Thank You all for letting me join this nice Community.

I need some assistance get me a working FreeBSD Desktop with Gnome or Xfce using (Nvidia Geoforce GTX 750 TI) on a 64bit AMD PC,

Since I do not have a CD/DVD Drive anymore I rely on using only a USB to install FreeBSD,. i also Run a Plex Server.

I have tried several Installs and each one failed installing Nvidia driver as a Pkg install using newer and old drivers.but I seem, to get an error about
Driver not being supported for 64 bit system,  so all i can do is get X running .

I do understand that in order to have a Desktop You need to, not only install the Desktop of choice but also Correct Video Driver as well.
and  To configure /etc/fstab as well as /etc/rc.conf and Xorg?  ( i hear they do not use Xorg anymore but i am not sure
I would imagine the only way to get Xorg is to install from ports?
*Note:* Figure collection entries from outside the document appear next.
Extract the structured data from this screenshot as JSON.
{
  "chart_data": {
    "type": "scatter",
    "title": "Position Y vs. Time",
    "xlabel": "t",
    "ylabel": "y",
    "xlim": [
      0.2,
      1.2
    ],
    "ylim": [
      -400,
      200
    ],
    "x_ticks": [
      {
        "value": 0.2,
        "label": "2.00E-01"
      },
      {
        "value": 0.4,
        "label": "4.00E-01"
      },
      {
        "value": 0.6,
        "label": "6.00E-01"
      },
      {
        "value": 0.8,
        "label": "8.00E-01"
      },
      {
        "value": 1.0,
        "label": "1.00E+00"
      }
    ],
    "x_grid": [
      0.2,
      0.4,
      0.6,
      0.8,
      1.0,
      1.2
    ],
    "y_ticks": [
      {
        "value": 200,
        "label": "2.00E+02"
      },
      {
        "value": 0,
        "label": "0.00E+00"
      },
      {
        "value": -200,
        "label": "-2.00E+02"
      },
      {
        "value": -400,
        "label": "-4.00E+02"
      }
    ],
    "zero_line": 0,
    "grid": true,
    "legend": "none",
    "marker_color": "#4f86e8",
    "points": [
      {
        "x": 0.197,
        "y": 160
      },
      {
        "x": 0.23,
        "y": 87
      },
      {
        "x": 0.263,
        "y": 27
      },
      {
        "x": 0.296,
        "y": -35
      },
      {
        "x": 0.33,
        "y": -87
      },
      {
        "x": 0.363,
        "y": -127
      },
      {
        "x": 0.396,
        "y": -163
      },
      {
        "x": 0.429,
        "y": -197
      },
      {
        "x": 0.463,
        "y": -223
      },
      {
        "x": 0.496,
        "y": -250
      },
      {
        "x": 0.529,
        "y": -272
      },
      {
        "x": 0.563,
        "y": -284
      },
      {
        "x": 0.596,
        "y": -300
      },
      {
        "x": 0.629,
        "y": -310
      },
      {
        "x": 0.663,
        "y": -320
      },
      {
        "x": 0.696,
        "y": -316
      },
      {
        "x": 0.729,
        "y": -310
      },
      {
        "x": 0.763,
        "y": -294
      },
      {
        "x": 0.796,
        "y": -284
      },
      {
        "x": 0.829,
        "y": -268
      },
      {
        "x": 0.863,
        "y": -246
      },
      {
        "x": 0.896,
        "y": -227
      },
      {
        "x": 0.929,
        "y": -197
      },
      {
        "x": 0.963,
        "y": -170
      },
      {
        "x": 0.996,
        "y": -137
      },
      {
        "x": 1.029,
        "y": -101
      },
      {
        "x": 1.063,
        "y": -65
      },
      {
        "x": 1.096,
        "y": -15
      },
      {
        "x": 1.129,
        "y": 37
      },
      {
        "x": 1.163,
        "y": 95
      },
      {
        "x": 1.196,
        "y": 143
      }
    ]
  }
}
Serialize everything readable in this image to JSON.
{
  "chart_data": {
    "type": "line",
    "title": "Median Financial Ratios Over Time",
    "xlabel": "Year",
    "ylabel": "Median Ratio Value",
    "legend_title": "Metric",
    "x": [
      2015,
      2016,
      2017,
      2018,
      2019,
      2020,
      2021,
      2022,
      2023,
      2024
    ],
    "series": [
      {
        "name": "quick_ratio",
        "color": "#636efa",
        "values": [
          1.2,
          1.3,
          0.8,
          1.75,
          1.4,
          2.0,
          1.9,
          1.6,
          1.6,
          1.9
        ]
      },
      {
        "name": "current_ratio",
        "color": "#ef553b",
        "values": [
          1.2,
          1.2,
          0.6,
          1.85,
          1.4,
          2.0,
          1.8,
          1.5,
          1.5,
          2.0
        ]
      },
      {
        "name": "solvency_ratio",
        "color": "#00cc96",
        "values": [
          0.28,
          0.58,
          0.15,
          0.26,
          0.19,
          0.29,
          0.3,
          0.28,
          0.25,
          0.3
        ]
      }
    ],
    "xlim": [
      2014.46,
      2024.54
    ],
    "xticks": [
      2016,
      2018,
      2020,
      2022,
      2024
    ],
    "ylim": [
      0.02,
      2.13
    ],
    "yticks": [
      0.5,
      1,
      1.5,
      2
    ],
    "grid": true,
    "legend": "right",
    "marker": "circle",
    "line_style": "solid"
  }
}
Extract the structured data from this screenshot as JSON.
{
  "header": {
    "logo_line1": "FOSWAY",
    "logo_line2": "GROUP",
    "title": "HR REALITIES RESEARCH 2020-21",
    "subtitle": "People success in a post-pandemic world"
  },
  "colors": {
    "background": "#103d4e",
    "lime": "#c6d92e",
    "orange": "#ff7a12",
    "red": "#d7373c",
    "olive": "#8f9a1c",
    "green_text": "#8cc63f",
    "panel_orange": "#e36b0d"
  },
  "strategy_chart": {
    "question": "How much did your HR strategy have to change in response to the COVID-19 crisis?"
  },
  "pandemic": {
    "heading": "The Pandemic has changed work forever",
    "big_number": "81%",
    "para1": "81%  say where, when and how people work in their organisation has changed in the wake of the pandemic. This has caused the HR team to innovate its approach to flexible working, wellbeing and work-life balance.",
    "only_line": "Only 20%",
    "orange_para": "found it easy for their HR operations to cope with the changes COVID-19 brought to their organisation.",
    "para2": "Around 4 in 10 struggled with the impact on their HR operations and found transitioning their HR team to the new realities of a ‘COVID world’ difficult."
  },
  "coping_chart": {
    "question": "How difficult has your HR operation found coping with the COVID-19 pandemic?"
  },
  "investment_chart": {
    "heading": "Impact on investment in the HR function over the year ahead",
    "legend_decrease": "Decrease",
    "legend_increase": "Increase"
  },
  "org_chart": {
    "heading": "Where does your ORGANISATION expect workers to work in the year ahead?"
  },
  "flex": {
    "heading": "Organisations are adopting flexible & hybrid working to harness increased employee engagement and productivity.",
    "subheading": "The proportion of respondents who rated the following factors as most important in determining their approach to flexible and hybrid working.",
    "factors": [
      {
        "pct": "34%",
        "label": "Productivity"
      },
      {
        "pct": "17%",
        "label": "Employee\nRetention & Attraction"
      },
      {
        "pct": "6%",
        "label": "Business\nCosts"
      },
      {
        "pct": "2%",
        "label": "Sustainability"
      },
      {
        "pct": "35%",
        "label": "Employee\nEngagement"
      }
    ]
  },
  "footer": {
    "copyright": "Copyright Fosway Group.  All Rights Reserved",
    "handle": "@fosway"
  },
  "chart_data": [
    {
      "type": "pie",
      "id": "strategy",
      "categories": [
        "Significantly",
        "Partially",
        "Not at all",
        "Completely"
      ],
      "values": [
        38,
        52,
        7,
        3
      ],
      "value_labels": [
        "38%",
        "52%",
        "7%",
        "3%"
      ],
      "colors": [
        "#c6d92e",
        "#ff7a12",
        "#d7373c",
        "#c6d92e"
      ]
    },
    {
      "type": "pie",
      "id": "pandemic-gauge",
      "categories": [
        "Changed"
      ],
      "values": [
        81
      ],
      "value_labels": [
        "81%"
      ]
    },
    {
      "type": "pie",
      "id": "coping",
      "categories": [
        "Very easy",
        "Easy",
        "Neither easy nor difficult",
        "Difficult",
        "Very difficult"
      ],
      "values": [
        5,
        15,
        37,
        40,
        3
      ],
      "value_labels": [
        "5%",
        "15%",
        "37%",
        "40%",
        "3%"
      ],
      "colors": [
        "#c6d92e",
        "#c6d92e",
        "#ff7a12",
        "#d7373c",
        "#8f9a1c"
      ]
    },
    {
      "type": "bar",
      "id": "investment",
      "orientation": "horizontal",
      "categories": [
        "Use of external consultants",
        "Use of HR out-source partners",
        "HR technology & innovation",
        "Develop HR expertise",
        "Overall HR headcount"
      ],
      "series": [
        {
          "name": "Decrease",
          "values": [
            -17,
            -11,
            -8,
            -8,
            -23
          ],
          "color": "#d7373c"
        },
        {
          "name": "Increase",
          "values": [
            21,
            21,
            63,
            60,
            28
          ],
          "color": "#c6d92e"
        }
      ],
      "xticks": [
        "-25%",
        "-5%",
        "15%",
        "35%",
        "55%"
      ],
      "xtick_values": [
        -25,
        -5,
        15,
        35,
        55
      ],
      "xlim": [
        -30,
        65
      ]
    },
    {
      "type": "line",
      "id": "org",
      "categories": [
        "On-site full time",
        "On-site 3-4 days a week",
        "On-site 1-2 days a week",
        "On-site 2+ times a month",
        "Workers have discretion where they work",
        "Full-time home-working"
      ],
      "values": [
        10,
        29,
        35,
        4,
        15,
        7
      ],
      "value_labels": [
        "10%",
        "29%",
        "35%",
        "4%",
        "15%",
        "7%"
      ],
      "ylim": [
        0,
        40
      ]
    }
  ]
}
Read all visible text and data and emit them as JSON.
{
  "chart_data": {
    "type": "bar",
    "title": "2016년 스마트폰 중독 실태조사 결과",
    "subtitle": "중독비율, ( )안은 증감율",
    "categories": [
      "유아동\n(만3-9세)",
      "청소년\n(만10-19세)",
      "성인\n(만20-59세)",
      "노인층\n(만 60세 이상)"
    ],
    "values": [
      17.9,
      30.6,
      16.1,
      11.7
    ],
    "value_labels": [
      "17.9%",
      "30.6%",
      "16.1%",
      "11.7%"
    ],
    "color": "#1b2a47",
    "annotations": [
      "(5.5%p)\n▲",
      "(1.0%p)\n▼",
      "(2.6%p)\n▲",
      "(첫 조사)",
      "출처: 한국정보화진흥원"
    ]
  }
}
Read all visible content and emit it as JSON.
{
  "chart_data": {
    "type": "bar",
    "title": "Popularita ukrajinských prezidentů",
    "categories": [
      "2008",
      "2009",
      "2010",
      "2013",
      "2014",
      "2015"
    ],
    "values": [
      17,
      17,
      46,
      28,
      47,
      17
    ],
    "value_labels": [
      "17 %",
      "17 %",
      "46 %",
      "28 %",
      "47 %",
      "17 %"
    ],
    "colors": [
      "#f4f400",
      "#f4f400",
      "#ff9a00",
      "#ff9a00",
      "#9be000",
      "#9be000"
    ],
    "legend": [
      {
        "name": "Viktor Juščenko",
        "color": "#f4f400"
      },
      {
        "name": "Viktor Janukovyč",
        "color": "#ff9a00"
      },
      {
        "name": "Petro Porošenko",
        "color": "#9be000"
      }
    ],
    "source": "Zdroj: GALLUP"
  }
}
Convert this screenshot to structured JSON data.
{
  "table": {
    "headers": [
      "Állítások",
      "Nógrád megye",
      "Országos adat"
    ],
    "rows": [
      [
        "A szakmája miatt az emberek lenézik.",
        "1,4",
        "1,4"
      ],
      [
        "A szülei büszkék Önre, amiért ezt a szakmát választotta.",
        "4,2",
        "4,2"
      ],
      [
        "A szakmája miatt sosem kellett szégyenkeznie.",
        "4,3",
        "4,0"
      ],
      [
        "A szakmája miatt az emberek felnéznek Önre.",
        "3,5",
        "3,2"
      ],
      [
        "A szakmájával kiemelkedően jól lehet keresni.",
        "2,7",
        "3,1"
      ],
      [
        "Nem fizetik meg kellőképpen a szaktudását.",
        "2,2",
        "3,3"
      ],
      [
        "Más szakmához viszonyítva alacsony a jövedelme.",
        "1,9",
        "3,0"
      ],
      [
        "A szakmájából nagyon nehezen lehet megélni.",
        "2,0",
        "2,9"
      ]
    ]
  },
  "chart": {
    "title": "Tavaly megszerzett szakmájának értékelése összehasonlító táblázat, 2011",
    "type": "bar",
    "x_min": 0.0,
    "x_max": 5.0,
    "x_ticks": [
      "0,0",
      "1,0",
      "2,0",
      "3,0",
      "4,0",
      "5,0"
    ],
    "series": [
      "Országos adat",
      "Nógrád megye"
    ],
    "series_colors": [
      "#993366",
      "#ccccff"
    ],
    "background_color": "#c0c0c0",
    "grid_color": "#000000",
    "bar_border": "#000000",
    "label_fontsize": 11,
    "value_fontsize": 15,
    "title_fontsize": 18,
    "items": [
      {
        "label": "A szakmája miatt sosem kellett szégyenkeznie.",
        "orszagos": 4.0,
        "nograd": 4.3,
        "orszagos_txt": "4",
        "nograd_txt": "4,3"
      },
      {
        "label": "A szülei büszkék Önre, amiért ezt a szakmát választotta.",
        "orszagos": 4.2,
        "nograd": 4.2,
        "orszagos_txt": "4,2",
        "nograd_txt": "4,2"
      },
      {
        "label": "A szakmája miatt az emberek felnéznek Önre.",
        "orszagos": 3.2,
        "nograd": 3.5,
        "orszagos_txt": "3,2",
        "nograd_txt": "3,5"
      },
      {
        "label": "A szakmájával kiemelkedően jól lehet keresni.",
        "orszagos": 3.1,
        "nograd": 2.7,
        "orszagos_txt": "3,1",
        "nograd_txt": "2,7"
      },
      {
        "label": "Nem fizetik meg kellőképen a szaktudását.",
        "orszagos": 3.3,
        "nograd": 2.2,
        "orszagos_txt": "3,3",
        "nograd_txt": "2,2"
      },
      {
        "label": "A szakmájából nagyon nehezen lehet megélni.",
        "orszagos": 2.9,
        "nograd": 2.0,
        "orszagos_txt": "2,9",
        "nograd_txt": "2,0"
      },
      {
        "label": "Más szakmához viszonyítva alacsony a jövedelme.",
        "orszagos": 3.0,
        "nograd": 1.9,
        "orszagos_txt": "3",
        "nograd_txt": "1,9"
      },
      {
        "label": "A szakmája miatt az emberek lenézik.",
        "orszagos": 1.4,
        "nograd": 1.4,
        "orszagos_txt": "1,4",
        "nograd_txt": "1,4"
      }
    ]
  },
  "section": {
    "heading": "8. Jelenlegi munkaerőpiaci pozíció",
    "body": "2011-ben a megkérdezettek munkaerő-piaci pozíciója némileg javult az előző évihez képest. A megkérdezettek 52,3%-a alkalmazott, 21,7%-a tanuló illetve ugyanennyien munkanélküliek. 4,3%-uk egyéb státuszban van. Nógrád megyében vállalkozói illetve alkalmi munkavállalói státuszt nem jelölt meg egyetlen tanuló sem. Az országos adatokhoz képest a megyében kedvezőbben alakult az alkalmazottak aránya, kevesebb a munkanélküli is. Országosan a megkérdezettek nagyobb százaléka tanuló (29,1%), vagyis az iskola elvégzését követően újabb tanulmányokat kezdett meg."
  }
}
I looked for it but did not see it under /X11/

Thanks


----------



## SirDice (Nov 18, 2019)

Alita said:


> I have tried several Installs and each one failed installing Nvidia driver as a Pkg install using newer and old drivers.but I seem, to get an error about
> Driver not being supported for 64 bit system, so all i can do is get X running .


Post the output from `uname -a` please.


----------



## Alita (Nov 18, 2019)

Hello
I can not do so as I have windows installed at the moment


----------



## shkhln (Nov 18, 2019)

That's a pity.


----------